Life comes to your door in La Gloria. Not exactly in a neat little package, but delivered, to be sure. Starting at 6:30 AM, a slow parade of vendors begins to roll by, some on bicycles, some on foot, others on motos or in trucks. They trickle off sometime after dark, but often it's late by the time they disappear completely for the night. This week, we’ve slowly been learning to differentiate between everyone’s honks, cries and whistles.

The tortilla man rides his bicycle down our street several times a day. He is up at dawn, and stays at it all day. His honk is high-pitched and rubbery, several brisk honks in short succession. It’s 50 pesos (less than 50 US cents) for a stack of fresh, hot tortillas–corn or flour.
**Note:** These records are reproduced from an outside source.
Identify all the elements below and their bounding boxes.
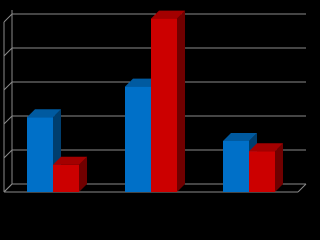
bar — [151, 18, 177, 192]
bar-side — [275, 143, 283, 192]
bar — [223, 141, 249, 192]
bar-top — [151, 10, 185, 19]
chart — [3, 10, 307, 193]
grid-line — [3, 47, 306, 57]
grid-line — [3, 149, 306, 159]
bar-top — [223, 133, 257, 141]
page: {"chart_data": {"type": "bar3d", "catego… — [3, 10, 307, 193]
bar-side — [177, 10, 185, 192]
bar-top — [249, 143, 283, 152]
bar-top — [125, 78, 159, 87]
grid-line — [3, 81, 306, 91]
grid-line — [3, 13, 306, 23]
bar — [53, 164, 79, 192]
bar — [27, 117, 53, 192]
grid-line — [3, 183, 306, 193]
grid-line — [3, 115, 306, 125]
bar — [125, 86, 151, 192]
bar-side — [79, 156, 87, 192]
bar-top — [53, 156, 87, 165]
bar — [249, 151, 275, 192]
bar-top — [27, 109, 61, 118]
floor-edge — [297, 183, 307, 193]
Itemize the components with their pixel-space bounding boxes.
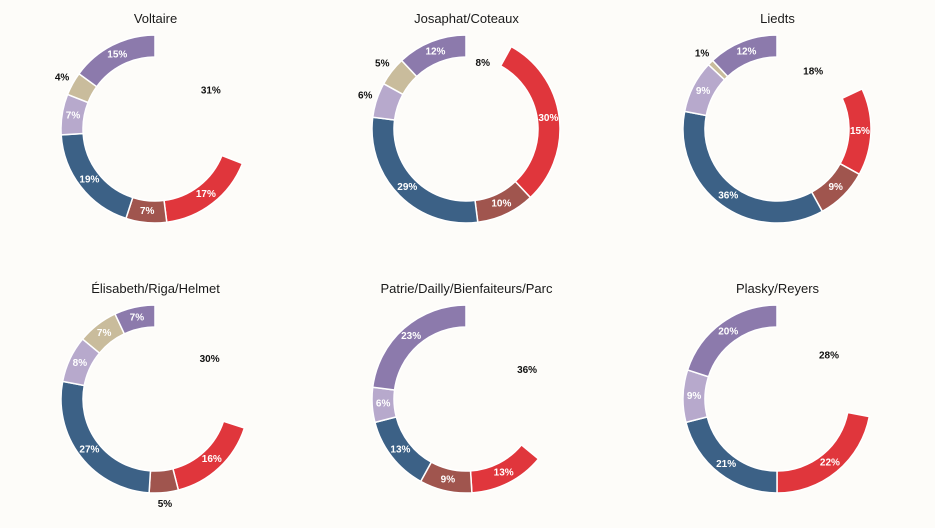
slice-percent-label: 30% — [200, 354, 220, 365]
donut-chart: 30% 16% 5% 27% 8% 7% 7% — [60, 304, 246, 510]
donut-slice — [371, 116, 479, 224]
donut-slice — [682, 110, 824, 224]
chart-title: Voltaire — [133, 11, 178, 26]
slice-percent-label: 30% — [538, 113, 558, 124]
slice-percent-label: 13% — [390, 444, 410, 455]
slice-percent-label: 13% — [494, 467, 514, 478]
slice-percent-label: 5% — [158, 499, 173, 510]
slice-percent-label: 9% — [441, 475, 456, 486]
slice-percent-label: 7% — [130, 312, 145, 323]
slice-percent-label: 10% — [491, 199, 511, 210]
donut-slice — [686, 304, 778, 378]
slice-percent-label: 7% — [66, 111, 81, 122]
donut-chart: 31% 17% 7% 19% 7% 4% 15% — [55, 34, 244, 224]
donut-slice — [113, 304, 156, 335]
slice-percent-label: 21% — [716, 459, 736, 470]
donut-slice — [711, 34, 778, 78]
donut-panel: Plasky/Reyers 28% 22% 21% 9% 20% — [622, 270, 933, 528]
donut-chart: 18% 15% 9% 36% 9% 1% 12% — [682, 34, 872, 224]
chart-title: Plasky/Reyers — [735, 281, 820, 296]
slice-percent-label: 17% — [196, 189, 216, 200]
slice-percent-label: 12% — [425, 46, 445, 57]
donut-panel: Liedts 18% 15% 9% 36% 9% 1% 12% — [622, 0, 933, 258]
donut-slice — [400, 34, 467, 78]
slice-percent-label: 15% — [107, 50, 127, 61]
slice-percent-label: 7% — [97, 328, 112, 339]
slice-percent-label: 15% — [850, 126, 870, 137]
slice-percent-label: 7% — [140, 206, 155, 217]
slice-percent-label: 20% — [718, 326, 738, 337]
donut-chart: 8% 30% 10% 29% 6% 5% 12% — [358, 34, 561, 224]
donut-panel: Élisabeth/Riga/Helmet 30% 16% 5% 27% 8% 7% 7% — [0, 270, 311, 528]
donut-chart: 28% 22% 21% 9% 20% — [682, 304, 871, 494]
slice-percent-label: 18% — [803, 67, 823, 78]
slice-percent-label: 29% — [397, 182, 417, 193]
slice-percent-label: 9% — [687, 391, 702, 402]
slice-percent-label: 9% — [828, 182, 843, 193]
chart-title: Élisabeth/Riga/Helmet — [91, 281, 220, 296]
slice-percent-label: 36% — [718, 191, 738, 202]
donut-slice — [776, 411, 871, 494]
chart-title: Patrie/Dailly/Bienfaiteurs/Parc — [380, 281, 553, 296]
slice-percent-label: 5% — [375, 59, 390, 70]
slice-percent-label: 27% — [79, 444, 99, 455]
slice-percent-label: 28% — [819, 350, 839, 361]
slice-percent-label: 6% — [376, 399, 391, 410]
donut-panel: Josaphat/Coteaux 8% 30% 10% 29% 6% 5% 12% — [311, 0, 622, 258]
donut-chart: 36% 13% 9% 13% 6% 23% — [371, 304, 540, 494]
slice-percent-label: 1% — [695, 49, 710, 60]
slice-percent-label: 4% — [55, 72, 70, 83]
slice-percent-label: 8% — [73, 358, 88, 369]
slice-percent-label: 19% — [79, 174, 99, 185]
donut-slice — [77, 34, 156, 88]
slice-percent-label: 8% — [476, 58, 491, 69]
chart-title: Liedts — [760, 11, 795, 26]
donut-slice — [371, 304, 467, 391]
donut-slice — [148, 467, 180, 494]
slice-percent-label: 9% — [696, 86, 711, 97]
slice-percent-label: 16% — [202, 454, 222, 465]
slice-percent-label: 12% — [736, 46, 756, 57]
slice-percent-label: 31% — [201, 86, 221, 97]
donut-panel: Voltaire 31% 17% 7% 19% 7% 4% 15% — [0, 0, 311, 258]
donut-chart-grid: Voltaire 31% 17% 7% 19% 7% 4% 15% Josaphat/Cot… — [0, 0, 933, 510]
slice-percent-label: 36% — [517, 365, 537, 376]
slice-percent-label: 23% — [401, 331, 421, 342]
donut-slice — [685, 415, 778, 494]
slice-percent-label: 6% — [358, 91, 373, 102]
donut-slice — [60, 380, 152, 494]
slice-percent-label: 22% — [820, 457, 840, 468]
chart-title: Josaphat/Coteaux — [414, 11, 519, 26]
donut-panel: Patrie/Dailly/Bienfaiteurs/Parc 36% 13% 9%… — [311, 270, 622, 528]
And to think I bought some boring, old packaged ones upon arrival at the grocery store. Idiota!

Knife Sharpening Guy announces his arrival by playing a flute–three triangulated notes (think of the first three notes of the song, “Over There”). He pulls his rig through less often (maybe a few times a week), trudging past with what appears to be a very jury rigged piece of rolling luggage—the suitcase part replaced with a wooden box where he keeps his knife sharpening wheel. We haven’t needed any knives sharpened yet, so we aren’t sure of his rates (we’re pretty sure they’re more than decent).

The water truck rolls through every few days, honking three or four times as it passes. They carry large pallets of jarras de agua purificada, jugs of purified drinking water. We’ve decided to buy our drinking water from Santiago, our next-door neighbor who runs the little corner store. He gives us two 20 liter jugs for 480 pesos (a little over $4 USD) and will even help carry them over to the house. We just bring him the bottles when they’re empty and he recycles them and gives us new, full ones. The water truck costs a tiny bit less, but we’ve decided to support Santiago. Since the SuperExpress (a chain grocery store) moved in down the block he struggles to maintain his business, his inventory now only half of what it once was.

The Oaxaca cheese man’s signature call is the most obvious. He walks down the street with his wares in a box on his head, calling out: “Oaxaca! Oaxaca!” His cheese is 50 pesos (around $5) for 1/2 a kilo. Not bad for the creamy, coiled food of the gods, a staple in any self-respecting Isleno’s household.

Relying on more of a soft sell, the ice cream man comes by in the evenings, dinging his bell and calling out in a kindly manner, “Coco! Coco!” The coconut ice cream is (as you might expect) a favorite of locals and visitors, alike.

From time to time, the trolelotes man wheels his cart through. One night, we were eating in the street (literally, they put the table in the street for us and traffic had to drive around) at Basto’s, a neighborhood restaurant a few blocks away. The trolelotes man rolled by, stopping (opportunely) at the bar across the street for a “break”.

Our friend, Steve turned to us and asked, “Have you ever had trolelotes?” We shook our heads, no. He pushed his chair back and bounded over to the cart, returning with a small, paper cup filled with white corn in some sort of sauce. He dug the tiny plastic spoon into the mix and took a bite before passing it over to us.

“What am I eating, exactly?” I asked, pondering the strange mixture that was both familiar and foreign at the same time.

“Feed corn,” Steve said with a grin. “At least in Canada, they’d call it feed corn.”

Indeed, trolelotes is a popular local snack made of (in some cases) feed corn. Other times, regular corn is used. The corn is mixed with butter, cheese, mayonnaise, hot chili powder and lime. We decided it must be an acquired taste, because we found it neither delicious nor repugnant, just something undefinable in between. But definitely different, and actually not too bad–for feed corn.

Today, we welcomed a new vendor to the mix: Gigantic Virgin Mary Statue Peddling Guy. While I was working at the dining room table, a face appeared in the small open window in our front door.

“Hola! Buenas Dias!” a man yelled cheerily (and at the top of his lungs) into our living room. “Tu eres la senora de la casa?”, he inquired politely.

I got up and chatted briefly with him at the door, inspecting his wares thoroughly before deciding that no, I wasn’t in the market for a humungous ceramic statue of the Virgin Mary. He cradled a pair of heavy statues in the nook of each arm, one in a bright orange robe, the other sporting the same robe in hot pink.

“Muy hermosas,” he said enticingly in a sing-song voice, holding each one out in turn.

“No hoy,” I shook my head politely, smiling. “Son muy bonitos, pero no, gracias.”

And with a toothy grin he bowed and walked on.